Ryan Lizza profiles Barack Obama at TNR. After a discussion of his early years, Lizza predicts the type of candidate Obama will be:
Despite his history, Obama is cast by the press as the candidate unwilling to stoop low enough to win, while Hillary is the machine politician whose last name has become synonymous with ruthlessness. But that David-versus-Goliath framing of the race is overstated. Obama’s political team is seasoned and conventional. His media adviser and strategic guru, David Axelrod, has spent decades in Chicago politics working for both the reformers (Harold Washington) and the machine (Richard M. Daley). Obama has all of the political machinery–ad-makers, fund-raisers, opposition-researchers–in place to run a serious but traditional campaign.
Moreover, when Obama’s ideals clash with reality, he has been able to find compromises that don’t put him at a political disadvantage. For instance, no Democrat can win the general election while adhering to the public financing system if the Republican nominee doesn’t do the same. Clinton and John Edwards have simply conceded that the public financing system is dead and are ignoring fund-raising restrictions that would be triggered if either ends up playing within the public financing scheme. Facing the same situation, Obama–a longtime champion of campaign finance reform in general and public financing in particular–asked the Federal Election Commission if he could raise the potentially restricted money now (the world as it is) but then give it back if he wins the nomination and convinces his Republican opponent to stick with public financing (the world as we would like it to be).
Back home in Chicago’s recent mayoral election, Obama endorsed Richard M. Daley–the symbol of machine politics, corruption, and racism for Hyde Park progressives and Obama’s old organizing friends. Asked if she was disappointed, Rudd said, “Yeah. We all want our politicians to be pure and ideological, but I think it was a strategic move on his part and a well-considered one.” Another member of Obama’s organizing fraternity told me, “That’s part of his political savvy. … He recognizes that Daley is a powerful man and to have him as an ally is important. While he was a state senator here and moving around in Chicago, he made sure to minimize the direct confrontational approach to people of influence and policymakers and civic leaders. These are the same people now who are very aggressively supporting his campaign.”

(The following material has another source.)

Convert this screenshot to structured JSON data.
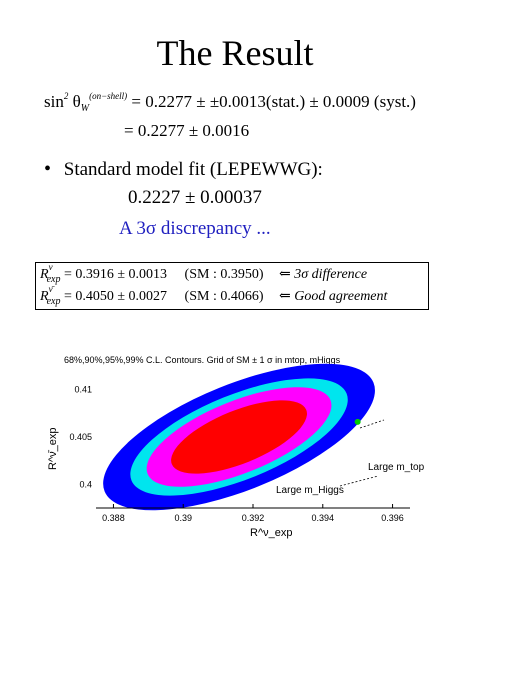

But when those supporters become a liability, Obama has not been afraid to take a direct, confrontational approach. Reverend Wright learned this recently, on the evening before he was scheduled to deliver the invocation at Obama’s presidential announcement speech in Springfield. According to The New York Times, after Trinity’s Afrocentrism–which had originally drawn Obama to the church in the 1980s–had become a sticky campaign issue, Obama called his old friend and told him it was probably best if the pastor didn’t speak, after all. The following day, Wright could be seen silently watching the proceedings from the sidelines along with other Obama supporters.
The way that Obama and his team have responded to the opening skirmishes of the presidential race has also been telling. Every time Obama has been challenged this year, his campaign has responded with ferocity. When Fox News falsely reported that Obama attended a madrassa in Indonesia, his aides not only went into war-room mode, beating back the story–not that difficult, considering it was obviously untrue–but Robert Gibbs, Obama’s communications director, also told Fox political reporter Carl Cameron that he wouldn’t be allowed to travel on Obama’s plane. What is Fox going to do to us, Gibbs asked Cameron, report that Obama attended a radical Islamic school? Oh, wait, you already did that!
When Australian Prime Minister John Howard said Obama’s Iraq plan would embolden Al Qaeda, Obama delivered a rehearsed line to a room full of reporters about how Howard should send more Aussies to Iraq if he cares so much about the situation there. And, most famously, when the Clinton campaign called on Obama to distance himself from Geffen, his campaign shot back by referencing the Clintons’ Lincoln Bedroom fund-raising scandal.